To grow spring bedding for next year, many need to be sown between May and July in order to flower next spring. These are known as biennials, examples to grow in schools include:
Bellis perennis ‘Pomponette’ (Ornamental daisy): Reds, pinks and whites. Pompon-like flower heads.
Dianthus barbatus (Sweet William): Pretty flowers come in pink, white, red and purple and it grows to around 45cm tall.
Lunaria annua (Honesty): White or purple flowers. Once the petals drop from the honesty, you can use the seed pods which are thin pearlescent papery ovals.
Myosotis sylvatica (Forget-me-not): Produce carpets of mainly blue flowers in the spring. Pink and white varieties are also available. Self-seeding, so will reappear year on year.
Good for Wildlife
These flowers can also be sown in the spring term. As well as being ornamental; some hardy annuals will provide nectar and pollen for bees, butterflies and other insects. These include: Phacelia tanacetifolia (Green manure), Calendula officinalis (Pot marigold), Centaurea cyanus (Cornflowers) and Helianthus annuus (Sunflowers).
Those with attractive seed heads, such as Nigella damascena (Love-in-a-mist) and Helianthus annuus (Sunflower) can provide a valuable food source for birds.
Autumn term (September - October)
Many hardy annuals can also be sown early in the autumn term to flower in May the following year, including:
Calendula officinalis (Pot Marigold), Nigella damascene (Love-in-a-mist) and Centaurea cyanus (Cornflowers).
Phacelia tanacetifolia is a green manure which can be sown in September - October. If left to flower rather than being dug in to improve the soil the blue flowers are adored by bees as a source of nectar.
By the end of October many flower seeds will not germinate due to low temperatures or dormancy. A good time to look at seed catalogues and choose favourites for next year!
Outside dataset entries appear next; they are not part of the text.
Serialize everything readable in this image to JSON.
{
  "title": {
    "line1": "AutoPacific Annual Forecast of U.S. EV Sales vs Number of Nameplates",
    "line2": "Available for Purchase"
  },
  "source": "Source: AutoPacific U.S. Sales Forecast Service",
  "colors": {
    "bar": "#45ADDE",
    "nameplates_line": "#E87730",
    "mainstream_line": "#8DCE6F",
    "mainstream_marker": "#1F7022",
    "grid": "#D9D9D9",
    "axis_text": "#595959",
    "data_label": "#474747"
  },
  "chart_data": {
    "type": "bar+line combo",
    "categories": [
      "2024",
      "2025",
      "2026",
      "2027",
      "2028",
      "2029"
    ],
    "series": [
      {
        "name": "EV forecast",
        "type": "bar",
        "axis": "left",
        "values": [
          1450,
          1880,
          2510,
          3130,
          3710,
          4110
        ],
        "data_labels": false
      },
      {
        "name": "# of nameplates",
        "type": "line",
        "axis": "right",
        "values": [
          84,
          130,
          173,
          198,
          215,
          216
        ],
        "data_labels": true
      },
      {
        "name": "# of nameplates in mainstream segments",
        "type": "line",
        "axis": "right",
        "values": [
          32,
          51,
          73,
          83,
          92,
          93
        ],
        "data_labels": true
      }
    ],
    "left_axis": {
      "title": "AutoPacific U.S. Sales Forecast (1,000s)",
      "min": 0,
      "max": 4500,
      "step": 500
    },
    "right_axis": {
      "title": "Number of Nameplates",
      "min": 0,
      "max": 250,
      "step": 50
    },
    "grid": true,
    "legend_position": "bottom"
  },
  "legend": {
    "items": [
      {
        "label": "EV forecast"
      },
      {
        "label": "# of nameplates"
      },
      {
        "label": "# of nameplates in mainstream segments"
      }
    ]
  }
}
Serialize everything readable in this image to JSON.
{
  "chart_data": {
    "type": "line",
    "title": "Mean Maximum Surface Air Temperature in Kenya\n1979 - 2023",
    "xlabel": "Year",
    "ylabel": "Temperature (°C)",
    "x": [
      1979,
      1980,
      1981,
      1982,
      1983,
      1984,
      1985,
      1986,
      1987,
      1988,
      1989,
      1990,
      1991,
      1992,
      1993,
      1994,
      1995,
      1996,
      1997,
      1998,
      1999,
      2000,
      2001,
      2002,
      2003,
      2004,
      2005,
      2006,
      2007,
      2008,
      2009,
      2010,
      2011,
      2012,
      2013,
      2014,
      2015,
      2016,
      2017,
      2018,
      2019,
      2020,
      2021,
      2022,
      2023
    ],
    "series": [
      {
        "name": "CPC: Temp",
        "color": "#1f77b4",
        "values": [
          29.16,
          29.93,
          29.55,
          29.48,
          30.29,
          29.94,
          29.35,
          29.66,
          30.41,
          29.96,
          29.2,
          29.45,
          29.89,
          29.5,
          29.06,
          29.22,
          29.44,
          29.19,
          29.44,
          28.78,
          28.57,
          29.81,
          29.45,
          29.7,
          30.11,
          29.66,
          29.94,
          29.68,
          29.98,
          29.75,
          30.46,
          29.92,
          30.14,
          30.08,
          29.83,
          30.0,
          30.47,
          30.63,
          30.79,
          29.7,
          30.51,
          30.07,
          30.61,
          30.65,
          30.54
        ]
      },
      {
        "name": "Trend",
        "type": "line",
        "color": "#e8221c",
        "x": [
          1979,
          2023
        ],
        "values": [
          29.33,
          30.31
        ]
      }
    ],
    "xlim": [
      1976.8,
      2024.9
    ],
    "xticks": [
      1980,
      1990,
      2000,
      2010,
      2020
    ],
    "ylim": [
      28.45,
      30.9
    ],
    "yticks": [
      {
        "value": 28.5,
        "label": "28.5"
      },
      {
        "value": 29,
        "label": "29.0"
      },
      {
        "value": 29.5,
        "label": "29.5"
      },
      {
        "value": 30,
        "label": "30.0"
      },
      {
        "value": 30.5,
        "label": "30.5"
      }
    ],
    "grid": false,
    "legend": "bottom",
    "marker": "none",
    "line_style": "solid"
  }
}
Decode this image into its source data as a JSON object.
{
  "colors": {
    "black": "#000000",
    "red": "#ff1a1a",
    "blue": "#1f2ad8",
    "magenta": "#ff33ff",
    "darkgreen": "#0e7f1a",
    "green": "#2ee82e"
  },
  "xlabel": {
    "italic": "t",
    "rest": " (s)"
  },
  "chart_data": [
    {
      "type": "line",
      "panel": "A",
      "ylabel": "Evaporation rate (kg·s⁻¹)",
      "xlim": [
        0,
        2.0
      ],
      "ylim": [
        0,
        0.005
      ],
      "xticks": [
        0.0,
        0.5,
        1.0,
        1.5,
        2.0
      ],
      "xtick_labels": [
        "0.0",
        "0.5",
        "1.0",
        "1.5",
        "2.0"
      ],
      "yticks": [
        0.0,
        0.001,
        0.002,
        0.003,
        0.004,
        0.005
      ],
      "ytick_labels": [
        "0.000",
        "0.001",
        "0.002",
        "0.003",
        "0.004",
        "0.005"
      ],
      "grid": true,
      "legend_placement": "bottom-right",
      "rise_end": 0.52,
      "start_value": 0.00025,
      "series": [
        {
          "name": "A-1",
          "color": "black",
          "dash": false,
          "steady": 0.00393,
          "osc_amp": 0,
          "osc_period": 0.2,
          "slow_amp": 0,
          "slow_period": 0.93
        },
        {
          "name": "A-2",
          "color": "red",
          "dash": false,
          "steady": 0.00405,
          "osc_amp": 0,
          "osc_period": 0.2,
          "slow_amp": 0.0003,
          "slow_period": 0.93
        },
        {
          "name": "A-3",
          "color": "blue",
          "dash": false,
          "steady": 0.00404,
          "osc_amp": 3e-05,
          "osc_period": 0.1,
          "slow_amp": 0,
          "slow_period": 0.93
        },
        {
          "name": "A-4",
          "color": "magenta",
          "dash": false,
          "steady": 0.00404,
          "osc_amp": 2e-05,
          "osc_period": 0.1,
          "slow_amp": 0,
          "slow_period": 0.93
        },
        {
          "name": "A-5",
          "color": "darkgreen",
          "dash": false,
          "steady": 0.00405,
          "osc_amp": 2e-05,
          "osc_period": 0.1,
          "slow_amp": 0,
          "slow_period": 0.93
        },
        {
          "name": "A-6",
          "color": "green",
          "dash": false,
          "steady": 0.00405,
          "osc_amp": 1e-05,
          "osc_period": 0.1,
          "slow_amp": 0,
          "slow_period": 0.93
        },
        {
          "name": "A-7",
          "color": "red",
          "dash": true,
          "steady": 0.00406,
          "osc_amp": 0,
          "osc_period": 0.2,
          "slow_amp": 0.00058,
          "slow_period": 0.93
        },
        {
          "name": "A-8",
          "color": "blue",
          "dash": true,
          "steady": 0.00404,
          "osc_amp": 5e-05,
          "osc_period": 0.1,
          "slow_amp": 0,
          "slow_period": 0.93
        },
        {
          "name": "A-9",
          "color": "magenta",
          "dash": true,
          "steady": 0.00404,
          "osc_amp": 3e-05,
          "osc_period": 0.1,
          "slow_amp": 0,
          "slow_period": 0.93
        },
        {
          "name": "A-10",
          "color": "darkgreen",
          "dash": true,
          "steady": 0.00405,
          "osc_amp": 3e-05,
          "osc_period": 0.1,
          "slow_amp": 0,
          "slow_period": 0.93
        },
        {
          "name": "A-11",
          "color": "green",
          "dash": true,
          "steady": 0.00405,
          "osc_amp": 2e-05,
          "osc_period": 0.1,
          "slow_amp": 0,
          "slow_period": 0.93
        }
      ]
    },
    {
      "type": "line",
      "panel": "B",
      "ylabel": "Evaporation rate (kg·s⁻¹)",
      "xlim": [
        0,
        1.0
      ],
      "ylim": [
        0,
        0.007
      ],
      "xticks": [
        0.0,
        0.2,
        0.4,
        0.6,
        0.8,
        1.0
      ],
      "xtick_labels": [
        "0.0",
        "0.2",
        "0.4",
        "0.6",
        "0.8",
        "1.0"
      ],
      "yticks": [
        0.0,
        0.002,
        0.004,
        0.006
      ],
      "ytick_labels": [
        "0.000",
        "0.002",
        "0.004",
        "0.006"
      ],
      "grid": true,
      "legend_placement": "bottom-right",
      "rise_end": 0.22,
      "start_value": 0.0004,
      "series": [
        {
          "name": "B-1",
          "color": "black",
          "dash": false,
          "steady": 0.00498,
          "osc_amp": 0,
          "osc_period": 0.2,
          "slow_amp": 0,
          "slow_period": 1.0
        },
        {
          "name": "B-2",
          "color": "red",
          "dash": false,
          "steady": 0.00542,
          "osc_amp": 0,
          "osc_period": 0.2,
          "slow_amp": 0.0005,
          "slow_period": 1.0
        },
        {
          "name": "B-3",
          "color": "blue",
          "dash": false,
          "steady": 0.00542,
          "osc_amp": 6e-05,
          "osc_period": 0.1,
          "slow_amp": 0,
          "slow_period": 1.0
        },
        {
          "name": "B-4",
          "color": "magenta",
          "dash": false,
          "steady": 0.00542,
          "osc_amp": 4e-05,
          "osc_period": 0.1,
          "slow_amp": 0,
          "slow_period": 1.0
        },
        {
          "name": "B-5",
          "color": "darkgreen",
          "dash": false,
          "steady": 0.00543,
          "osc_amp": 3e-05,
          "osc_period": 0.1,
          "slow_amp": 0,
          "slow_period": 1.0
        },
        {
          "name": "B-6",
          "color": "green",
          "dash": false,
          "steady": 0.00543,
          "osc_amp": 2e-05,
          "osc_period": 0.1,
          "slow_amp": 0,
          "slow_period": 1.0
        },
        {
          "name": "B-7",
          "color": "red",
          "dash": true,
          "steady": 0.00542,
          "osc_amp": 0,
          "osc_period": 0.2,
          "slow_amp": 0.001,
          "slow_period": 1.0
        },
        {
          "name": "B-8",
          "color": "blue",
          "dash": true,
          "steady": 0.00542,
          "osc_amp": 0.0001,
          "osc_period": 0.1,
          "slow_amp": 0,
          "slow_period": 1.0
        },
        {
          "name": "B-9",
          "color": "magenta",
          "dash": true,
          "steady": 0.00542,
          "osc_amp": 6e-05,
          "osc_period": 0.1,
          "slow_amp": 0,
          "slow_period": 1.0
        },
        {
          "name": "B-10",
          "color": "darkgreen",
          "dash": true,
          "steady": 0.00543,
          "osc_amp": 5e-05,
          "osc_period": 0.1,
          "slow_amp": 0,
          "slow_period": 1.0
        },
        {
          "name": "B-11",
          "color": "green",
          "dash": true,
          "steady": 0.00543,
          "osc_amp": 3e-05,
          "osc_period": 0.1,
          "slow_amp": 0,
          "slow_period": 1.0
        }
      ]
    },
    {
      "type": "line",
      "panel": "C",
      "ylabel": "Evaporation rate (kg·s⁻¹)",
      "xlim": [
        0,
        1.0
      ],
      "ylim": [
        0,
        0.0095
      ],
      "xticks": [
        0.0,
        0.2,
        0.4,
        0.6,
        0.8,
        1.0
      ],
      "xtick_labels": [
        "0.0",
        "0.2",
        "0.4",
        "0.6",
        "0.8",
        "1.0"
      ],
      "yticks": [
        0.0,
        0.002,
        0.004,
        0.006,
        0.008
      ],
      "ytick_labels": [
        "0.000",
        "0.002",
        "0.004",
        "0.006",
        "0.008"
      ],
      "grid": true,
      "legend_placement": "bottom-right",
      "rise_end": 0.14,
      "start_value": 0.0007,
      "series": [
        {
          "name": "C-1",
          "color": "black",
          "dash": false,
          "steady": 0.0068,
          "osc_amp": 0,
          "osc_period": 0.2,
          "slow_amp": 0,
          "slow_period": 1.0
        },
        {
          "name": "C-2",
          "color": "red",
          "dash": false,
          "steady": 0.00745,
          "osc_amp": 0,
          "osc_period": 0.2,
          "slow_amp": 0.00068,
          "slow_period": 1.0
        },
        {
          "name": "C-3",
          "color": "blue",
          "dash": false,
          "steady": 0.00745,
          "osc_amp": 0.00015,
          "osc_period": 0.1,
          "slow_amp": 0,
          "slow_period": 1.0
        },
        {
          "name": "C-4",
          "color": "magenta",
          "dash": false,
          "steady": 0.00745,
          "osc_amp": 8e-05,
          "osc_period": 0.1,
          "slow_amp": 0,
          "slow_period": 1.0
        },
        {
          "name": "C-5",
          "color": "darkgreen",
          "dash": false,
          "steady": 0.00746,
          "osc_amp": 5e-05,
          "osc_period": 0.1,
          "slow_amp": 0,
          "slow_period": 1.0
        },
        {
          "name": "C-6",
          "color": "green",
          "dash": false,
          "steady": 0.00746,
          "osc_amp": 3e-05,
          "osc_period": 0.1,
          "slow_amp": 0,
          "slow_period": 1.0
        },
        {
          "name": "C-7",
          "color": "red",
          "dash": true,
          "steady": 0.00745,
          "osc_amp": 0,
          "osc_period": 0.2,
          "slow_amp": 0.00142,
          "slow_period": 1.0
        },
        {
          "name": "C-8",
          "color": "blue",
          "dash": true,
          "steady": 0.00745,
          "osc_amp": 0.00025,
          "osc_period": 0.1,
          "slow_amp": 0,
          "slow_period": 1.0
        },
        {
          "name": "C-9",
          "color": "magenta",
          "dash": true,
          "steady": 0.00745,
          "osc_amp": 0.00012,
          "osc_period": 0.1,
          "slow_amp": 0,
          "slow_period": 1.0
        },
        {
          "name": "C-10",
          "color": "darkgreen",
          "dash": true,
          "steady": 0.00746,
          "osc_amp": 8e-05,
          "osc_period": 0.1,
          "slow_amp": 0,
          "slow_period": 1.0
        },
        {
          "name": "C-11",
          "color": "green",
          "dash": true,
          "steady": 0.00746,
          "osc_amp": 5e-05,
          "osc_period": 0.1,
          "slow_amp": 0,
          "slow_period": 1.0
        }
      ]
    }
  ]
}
Edibles with attractive flowers
Pumpkins, marrows and courgettes all have interesting seeds to sow in April - June. They have large yellow male and female flowers which are also edible. If courgettes are left on the plant they will grow as large as marrows, but marrow seeds are also available.
Runner beans – Sow in May / early June. These also have beautiful flowers and this was why the Victorians first grew them rather than for their beans!